Dayanidhi Maran denies that he benefited after a dubious mobile phone deal.
Indian minister resigns over telecoms scandal
NEW DELHI // An ongoing investigation into corruption in the telecommunications ministry forced the resignation yesterday of a government minister who police allege may have been involved in the scandal.
Dayanidhi Maran, who was the minister for textiles until resigning, had been the telecommunications minister between 2004 and 2007.
He has been accused, by the Central Bureau of Investigation, of withholding for almost two years a spectrum licence from a mobile company named Aircel, forcing Aircel's owner to sell out to a Malaysian group named Maxis.
On Wednesday, investigators told the Supreme Court that after Maxis acquired Aircel, the necessary licences had been issued within a month.
"Within three months of this, Mr Maran's family-owned business received substantial investment from Maxis Group," according the Centre for Public Interest Litigation, an NGO that is a petitioner in the so-called 2G spectrum case.
"Maxis Group invested Rs599.01 crore (Dh488 million) in Sun Direct from December 2007 to December 2009 … these transactions show a clear case of quid pro quo."
In a statement last week, Mr Maran said he was innocent.
"I have never had to force anyone to do business or to sell the business. And moreover, let me tell you, if someone feels forced, they could have always gone to the court."
The telecommunications investigation has already sent one former minister to prison; A Raja, the telecommunications minister from 2007 to 2010.
Raja was arrested in February and has been awaiting trial after the Central Bureau of Investigation found evidence that he had also subverted the spectrum allocation process, costing the government an estimated US$38 billion (Dh139.5bn) in potential revenue.

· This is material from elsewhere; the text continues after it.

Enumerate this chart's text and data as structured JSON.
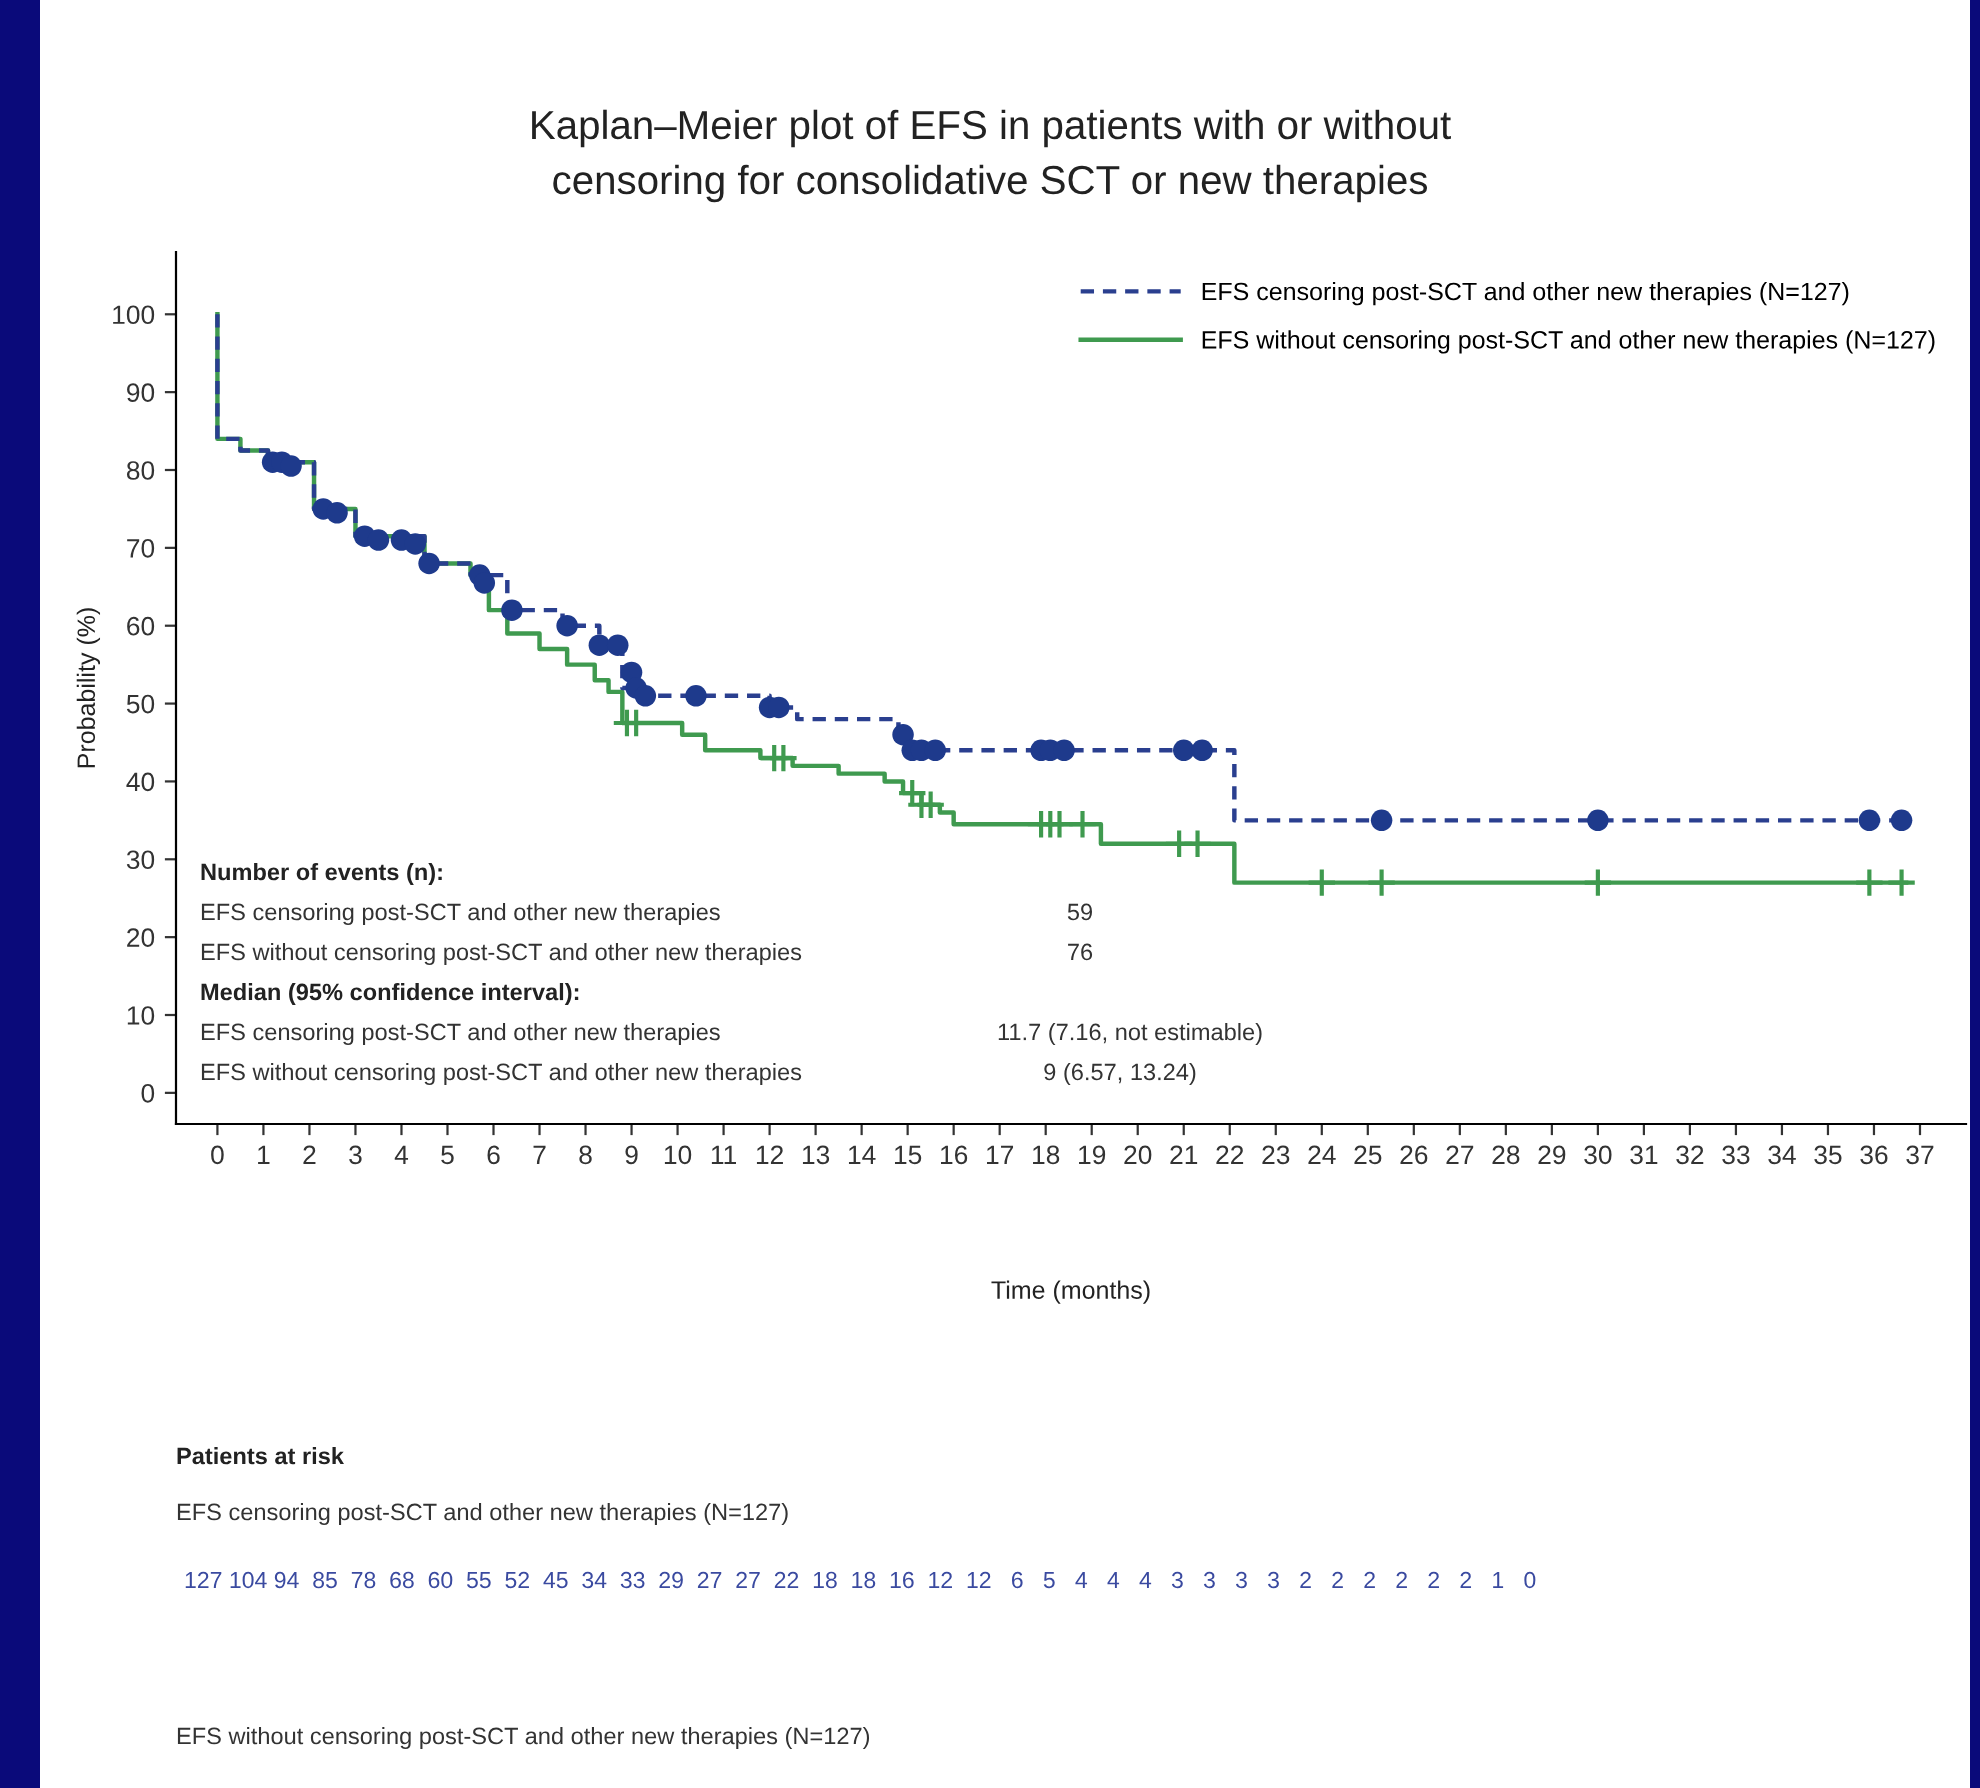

Both Mr Raja and Mr Maran belong to the same political party, the Dravida Munnetra Kazhagam (DMK), a party based in Chennai, in the state of Tamil Nadu, and headed by M Karunanidhi, 87.
Mr Karunanidhi's daughter, Kanimozhi Karunanidhi, a parliamentarian, was also arrested in May as part of the same investigation.
She was arrested because Kalaignar TV, a television network in which she had owned a 20 per cent stake, was found to have accepted an unexplained Dh161.5m from DB Realty, another company that allegedly benefited from the selective allocation of mobile telephone licences.
The DMK has been an important ally of the Congress Party in the coalition government, but the parties' relationship has been crumbling since Mr Raja's arrest.
Cho Ramaswamy, a Chennai-based analyst of Tamil Nadu politics, did not link Mr Maran's arrest to the decline of the ties between the two parties.
"Allegations have been made, and they have to be investigated," he said.
The Central Bureau of Investigation expects to complete its investigation of the 2G spectrum scandal by the end of next month.